De stichting komt bij Hof Amsterdam op tegen de verzuimboete. De stichting is van oordeel dat de Belastingdienst de boete niet had mogen opleggen. Zij vindt dat de Belastingdienst niet aan haar mededelingsplicht heeft voldaan. Het hof is het niet eens met de stichting. Op de naheffingsaanslag stond een duidelijke gemotiveerde toelichting. De stichting moet hebben geweten dat zij overdrachtsbelasting had moeten betalen. Ook heeft de Belastingdienst een duidelijke motivering gegeven waarom een boete is opgelegd. Al met al moet het voor de stichting duidelijk zijn geweest welk verwijt de inspecteur de stichting heeft gemaakt, zeker in combinatie met de vooraankondiging van 7 augustus 2017.

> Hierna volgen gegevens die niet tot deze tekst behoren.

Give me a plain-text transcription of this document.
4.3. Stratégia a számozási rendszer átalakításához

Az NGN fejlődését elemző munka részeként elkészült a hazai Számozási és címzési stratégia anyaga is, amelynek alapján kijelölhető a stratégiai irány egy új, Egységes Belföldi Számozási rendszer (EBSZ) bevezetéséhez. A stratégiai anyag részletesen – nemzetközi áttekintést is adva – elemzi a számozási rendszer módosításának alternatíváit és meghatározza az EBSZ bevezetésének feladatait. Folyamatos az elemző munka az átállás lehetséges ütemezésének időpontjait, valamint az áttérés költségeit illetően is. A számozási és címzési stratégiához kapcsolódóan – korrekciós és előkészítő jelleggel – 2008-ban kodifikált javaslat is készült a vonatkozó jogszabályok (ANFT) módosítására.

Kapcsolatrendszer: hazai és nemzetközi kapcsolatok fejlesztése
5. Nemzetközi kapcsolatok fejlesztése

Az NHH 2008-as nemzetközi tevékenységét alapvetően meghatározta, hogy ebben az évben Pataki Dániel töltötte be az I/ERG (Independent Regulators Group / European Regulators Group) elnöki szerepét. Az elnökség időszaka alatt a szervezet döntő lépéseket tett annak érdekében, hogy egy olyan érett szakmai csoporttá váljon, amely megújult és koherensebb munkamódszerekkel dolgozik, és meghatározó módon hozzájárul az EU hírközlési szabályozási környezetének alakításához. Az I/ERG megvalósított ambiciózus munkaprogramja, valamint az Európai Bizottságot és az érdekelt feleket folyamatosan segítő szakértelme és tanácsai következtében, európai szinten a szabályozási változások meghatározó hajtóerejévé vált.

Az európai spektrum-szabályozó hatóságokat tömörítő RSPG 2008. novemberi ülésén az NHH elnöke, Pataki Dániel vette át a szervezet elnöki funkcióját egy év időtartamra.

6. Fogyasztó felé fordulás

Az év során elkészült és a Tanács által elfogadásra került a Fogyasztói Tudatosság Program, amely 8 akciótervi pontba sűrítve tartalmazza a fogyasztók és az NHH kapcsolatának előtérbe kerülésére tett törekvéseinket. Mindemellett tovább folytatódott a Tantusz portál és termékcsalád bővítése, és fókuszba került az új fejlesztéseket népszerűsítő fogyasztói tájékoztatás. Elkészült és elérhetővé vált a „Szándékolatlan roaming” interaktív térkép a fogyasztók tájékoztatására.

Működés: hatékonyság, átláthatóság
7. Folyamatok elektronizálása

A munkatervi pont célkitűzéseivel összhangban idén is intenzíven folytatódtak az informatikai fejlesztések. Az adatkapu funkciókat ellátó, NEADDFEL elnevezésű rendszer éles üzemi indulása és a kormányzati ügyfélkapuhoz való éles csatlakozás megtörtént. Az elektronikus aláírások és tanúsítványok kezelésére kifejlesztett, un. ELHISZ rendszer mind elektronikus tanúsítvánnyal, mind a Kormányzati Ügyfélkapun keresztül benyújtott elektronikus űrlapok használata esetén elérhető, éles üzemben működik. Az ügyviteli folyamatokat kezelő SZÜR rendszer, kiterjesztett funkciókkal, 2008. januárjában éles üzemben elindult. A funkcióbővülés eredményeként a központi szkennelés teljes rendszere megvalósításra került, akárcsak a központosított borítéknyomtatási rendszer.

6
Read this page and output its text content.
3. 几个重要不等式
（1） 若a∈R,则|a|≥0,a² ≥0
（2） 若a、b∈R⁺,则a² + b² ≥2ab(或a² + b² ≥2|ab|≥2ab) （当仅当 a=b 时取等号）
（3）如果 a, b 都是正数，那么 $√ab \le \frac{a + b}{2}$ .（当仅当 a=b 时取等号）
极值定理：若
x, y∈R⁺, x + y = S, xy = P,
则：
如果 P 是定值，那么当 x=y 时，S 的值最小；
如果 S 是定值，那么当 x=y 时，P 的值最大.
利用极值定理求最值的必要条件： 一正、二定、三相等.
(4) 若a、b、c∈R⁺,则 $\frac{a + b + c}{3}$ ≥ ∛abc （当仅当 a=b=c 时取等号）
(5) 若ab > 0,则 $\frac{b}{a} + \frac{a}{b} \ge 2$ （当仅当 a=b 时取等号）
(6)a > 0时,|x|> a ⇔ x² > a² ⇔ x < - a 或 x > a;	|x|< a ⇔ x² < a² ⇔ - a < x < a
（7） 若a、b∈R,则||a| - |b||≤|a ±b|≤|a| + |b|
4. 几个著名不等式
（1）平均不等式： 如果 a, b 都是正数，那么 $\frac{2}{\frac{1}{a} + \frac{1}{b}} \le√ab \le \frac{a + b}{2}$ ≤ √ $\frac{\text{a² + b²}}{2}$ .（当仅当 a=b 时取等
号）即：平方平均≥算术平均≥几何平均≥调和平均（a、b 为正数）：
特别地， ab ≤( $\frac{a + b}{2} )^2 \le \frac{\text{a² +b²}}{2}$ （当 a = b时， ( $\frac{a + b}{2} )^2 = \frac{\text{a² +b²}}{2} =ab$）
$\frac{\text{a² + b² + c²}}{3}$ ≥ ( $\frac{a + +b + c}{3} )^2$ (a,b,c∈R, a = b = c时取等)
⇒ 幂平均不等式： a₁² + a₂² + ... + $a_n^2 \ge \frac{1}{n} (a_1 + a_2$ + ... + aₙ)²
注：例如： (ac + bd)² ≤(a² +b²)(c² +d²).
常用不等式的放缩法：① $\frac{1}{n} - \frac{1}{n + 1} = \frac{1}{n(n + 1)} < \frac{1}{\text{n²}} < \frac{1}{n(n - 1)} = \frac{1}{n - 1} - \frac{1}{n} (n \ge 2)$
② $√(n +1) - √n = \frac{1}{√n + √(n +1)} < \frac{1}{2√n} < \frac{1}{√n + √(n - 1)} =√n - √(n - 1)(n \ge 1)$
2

Het hof wijst ook het beroep op afwezigheid van alle schuld (avas) af. De stichting had binnen één maand na het ontstaan van de belastingschuld een volledige aangifte overdrachtsbelasting moeten indienen. Op het moment van indiening van de aangifte door de stichting waren meerdere waardes van het vastgoed bekend. De stichting kon daarom niet volstaan met het indienen van een aangifte met een waarde van nihil en verwijzing naar een toelichting. Het feit dat er een minnelijke taxatie is gevraagd, doet niets af aan het feit dat de stichting stellig, zonder voorbehoud en tijdig een aangifte overdrachtsbelasting moet doen. Dit is alleen anders als met de Belastingdienst afspraken zijn gemaakt om de aangifte overdrachtsbelasting later in te dienen. De stichting heeft het bestaan van die afspraken niet aangetoond. Geen avas en geen pleitbaar standpunt bij het indienen van de onvolledige aangifte overdrachtsbelasting.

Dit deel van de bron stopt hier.